Sunday, 29 August 2021

The evidence of encounters with UFOs is mounting, uncontestable and, thank goodness, being taken seriously for the first time

[SOTT]: The official policy of denying and debunking the evidence that our planet is being engaged by extraterrestrial/non-human intelligences is - at last - crumbling. And being replaced by a more open, grown-up approach to these phenomena, with even US senators, ex-presidents and former CIA directors admitting these 'contacts' cannot be explained.

The first indication of this shift came in December 2017 when the New York Times, no less, published an article about a hitherto unknown secret Pentagon program that had researched strange aerial objects encountered by a number of US Navy pilots off the east and west coasts of the United States.

The first of these involved the aircraft carrier USS Nimitz and its carrier escort of ships in 2004. What made this highly significant is that the fighter aircraft involved used Forward Looking Infrared Radar (FLIR) video to visually capture an actual object that had been seen both visually and on radar.

The video provided corroborative physical evidence of an unknown object flying around in US airspace.

The pilots have described the object seen as similar to a Tic Tac sweet i.e., white, pill shaped, with rounded ends.
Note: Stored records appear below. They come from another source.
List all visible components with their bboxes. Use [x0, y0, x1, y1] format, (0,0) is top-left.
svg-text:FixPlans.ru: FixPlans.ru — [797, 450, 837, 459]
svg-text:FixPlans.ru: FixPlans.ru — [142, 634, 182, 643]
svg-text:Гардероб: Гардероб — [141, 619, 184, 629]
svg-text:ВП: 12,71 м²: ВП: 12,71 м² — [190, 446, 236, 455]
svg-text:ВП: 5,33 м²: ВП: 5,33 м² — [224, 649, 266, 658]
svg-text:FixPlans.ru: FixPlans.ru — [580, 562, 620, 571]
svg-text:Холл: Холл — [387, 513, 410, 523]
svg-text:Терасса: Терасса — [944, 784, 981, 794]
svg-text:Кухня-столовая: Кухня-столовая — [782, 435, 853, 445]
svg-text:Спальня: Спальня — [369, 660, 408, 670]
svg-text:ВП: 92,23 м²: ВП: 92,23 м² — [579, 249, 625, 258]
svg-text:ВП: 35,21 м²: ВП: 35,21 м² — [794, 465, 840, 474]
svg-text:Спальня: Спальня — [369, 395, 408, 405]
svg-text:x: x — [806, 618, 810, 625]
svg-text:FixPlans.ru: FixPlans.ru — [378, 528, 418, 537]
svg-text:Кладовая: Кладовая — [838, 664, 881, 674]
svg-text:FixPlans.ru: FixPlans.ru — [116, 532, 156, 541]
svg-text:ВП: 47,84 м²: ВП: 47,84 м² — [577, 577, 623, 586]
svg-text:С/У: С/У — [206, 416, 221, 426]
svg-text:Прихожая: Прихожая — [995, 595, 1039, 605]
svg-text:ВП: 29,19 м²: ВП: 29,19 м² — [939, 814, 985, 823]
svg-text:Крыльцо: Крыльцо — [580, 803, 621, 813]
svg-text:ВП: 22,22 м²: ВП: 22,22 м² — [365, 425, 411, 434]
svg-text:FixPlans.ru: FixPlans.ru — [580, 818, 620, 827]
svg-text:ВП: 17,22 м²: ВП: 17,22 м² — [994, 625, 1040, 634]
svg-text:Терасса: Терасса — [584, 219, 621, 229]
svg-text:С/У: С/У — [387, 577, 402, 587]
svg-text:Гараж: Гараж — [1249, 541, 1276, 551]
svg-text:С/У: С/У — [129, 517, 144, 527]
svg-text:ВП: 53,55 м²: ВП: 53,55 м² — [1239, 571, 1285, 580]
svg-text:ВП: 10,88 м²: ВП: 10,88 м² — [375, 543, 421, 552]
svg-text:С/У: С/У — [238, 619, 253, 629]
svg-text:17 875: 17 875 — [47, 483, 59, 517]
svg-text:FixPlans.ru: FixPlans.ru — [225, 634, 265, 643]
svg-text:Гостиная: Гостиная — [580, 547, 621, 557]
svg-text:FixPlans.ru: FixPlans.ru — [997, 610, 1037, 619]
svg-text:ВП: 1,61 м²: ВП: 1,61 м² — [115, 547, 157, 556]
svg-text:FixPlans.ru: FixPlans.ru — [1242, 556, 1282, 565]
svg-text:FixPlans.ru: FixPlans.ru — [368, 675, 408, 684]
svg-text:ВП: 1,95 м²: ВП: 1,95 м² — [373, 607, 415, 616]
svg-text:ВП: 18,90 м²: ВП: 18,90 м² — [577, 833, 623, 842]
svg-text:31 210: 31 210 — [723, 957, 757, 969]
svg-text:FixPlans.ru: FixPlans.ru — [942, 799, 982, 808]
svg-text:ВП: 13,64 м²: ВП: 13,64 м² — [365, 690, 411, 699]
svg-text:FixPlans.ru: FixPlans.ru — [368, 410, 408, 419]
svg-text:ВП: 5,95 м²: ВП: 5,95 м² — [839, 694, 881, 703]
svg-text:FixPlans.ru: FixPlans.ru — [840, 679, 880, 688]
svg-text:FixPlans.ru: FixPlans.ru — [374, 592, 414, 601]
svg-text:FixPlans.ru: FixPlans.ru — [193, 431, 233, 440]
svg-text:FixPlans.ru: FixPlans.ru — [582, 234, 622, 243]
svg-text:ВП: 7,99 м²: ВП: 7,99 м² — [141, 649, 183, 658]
David Fravor, the first pilot to go public about the incident, estimated the craft to be approximately 40 feet in length, not too dissimilar to the size of the F18 Super Hornet he was flying.

Significantly, the highly trained Navy pilots had never encountered anything remotely like what they observed. The flight characteristics of the object seemed to defy the known laws of physics and aerodynamics.

The New York Times article went on to reveal that on two further occasions, US Navy pilots had encountered similar objects in 2015 off the east and west coasts of America and that they too had been recorded on FLIR video.

Once again, the videos provided corroboration of what the pilots had observed and matched the ship-based radar data. The audio commentary of the pilots involved in these incidents makes it perfectly clear that the objects moved in ways unlike any object they had ever witnessed before.